In general, the definition of an “offensive contact” would be determined by an objective standard, based on what kinds of contact society deems acceptable and what kinds of contact society would not. An unwanted kiss or caress is offensive, even if not harmful. But, there are many kinds of contact tolerated as part of living in a crowded society. A tap on the shoulder to ask a question, a bump in a crowded elevator or department store aisle, gently holding an acquaintance's arm to escort the person into a cab or through a slippery stretch of sidewalk would normally be tolerated by society's mores and not deemed offensive. However, while authority on the issue is sparse, it may be that if the defendant knows that a specific plaintiff has an idiosyncratic fear of certain kinds of otherwise tolerable touches, a defendant who knowingly violates the plaintiff's wishes and performs that kind of contact would be guilty of a battery.

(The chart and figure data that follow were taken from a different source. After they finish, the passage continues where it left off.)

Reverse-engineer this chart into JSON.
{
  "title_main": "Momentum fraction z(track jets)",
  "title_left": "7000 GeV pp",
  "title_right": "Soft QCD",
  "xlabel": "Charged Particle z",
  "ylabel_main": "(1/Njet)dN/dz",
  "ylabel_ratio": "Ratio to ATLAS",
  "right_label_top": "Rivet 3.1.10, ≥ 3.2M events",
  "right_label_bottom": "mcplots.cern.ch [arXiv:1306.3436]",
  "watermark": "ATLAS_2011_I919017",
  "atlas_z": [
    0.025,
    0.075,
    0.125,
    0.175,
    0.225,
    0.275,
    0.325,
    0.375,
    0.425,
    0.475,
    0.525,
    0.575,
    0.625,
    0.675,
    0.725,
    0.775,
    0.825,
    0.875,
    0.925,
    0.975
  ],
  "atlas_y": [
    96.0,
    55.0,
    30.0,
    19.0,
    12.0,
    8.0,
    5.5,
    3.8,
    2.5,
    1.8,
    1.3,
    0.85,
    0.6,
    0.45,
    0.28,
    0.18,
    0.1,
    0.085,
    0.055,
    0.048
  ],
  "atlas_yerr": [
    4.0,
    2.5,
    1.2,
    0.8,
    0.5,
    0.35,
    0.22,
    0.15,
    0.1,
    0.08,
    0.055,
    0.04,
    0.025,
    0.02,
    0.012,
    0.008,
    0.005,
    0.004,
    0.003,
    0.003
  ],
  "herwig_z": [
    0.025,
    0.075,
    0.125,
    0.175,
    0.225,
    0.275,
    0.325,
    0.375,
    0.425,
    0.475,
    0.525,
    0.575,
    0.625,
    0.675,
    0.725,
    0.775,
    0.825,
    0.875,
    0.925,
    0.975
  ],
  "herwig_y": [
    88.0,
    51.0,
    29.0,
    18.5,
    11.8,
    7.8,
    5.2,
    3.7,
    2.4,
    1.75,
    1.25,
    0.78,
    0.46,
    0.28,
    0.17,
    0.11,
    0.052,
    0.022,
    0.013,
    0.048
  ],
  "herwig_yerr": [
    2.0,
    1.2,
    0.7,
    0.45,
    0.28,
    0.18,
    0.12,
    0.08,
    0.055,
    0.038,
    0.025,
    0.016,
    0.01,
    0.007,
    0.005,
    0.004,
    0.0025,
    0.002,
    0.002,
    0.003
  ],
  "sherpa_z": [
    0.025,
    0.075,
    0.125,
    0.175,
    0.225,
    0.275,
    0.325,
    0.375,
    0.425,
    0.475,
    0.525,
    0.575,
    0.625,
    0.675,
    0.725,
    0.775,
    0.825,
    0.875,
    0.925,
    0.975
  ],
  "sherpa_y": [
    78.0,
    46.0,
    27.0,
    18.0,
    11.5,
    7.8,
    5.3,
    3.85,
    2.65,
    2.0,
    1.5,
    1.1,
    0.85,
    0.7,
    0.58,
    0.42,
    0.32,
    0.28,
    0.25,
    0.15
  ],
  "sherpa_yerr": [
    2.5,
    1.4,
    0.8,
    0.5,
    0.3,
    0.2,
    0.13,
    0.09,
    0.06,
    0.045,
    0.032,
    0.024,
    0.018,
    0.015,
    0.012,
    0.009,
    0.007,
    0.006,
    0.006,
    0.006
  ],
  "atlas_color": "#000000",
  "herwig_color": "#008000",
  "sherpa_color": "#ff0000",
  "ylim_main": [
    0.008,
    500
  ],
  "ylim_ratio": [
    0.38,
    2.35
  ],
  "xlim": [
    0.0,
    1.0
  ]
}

The tort of battery may take place even though no part of plaintiff's person is actually touched. Again, battery is a dignitary tort. Thus, the tort is present if the defendant causes an offensive contact to clothing plaintiff is wearing, or objects that plaintiff is holding, or other objects which can legitimately be said to be logical extensions of plaintiff's personna. It may be difficult to draw lines here. If defendant angrily smashes the window of the car in which plaintiff is sitting, is this a battery? What if defendant smashes the headlight? Or kicks the rear trunk? The issue would be whether these are logical extensions of plaintiff's personna so that plaintiff could validly feel that by striking the object, defendant has invaded her/his personal bodily integrity. These actions undoubtedly constitute a tort, such as trespass to chattels, or conversion. But are they batteries?
There is no requirement that plaintiff be aware of the harmful or offensive contact. An unwanted kiss to a sleeping woman, or unauthorized surgery on an unconscious man, are batteries, even if the plaintiff does not realize they are taking place at the time.
The above-listed element “without consent or other privilege” is not clearly an element that the plaintiff has the burden of pleading and proving. Some courts will treat consent as a question of privilege, a defense, which the defendant must assert and bear the burden of proving. Most courts treat other privileges, such as self-defense, as matters for the defendant to plead and prove. Thus, review of these subjects will be delayed to a later section.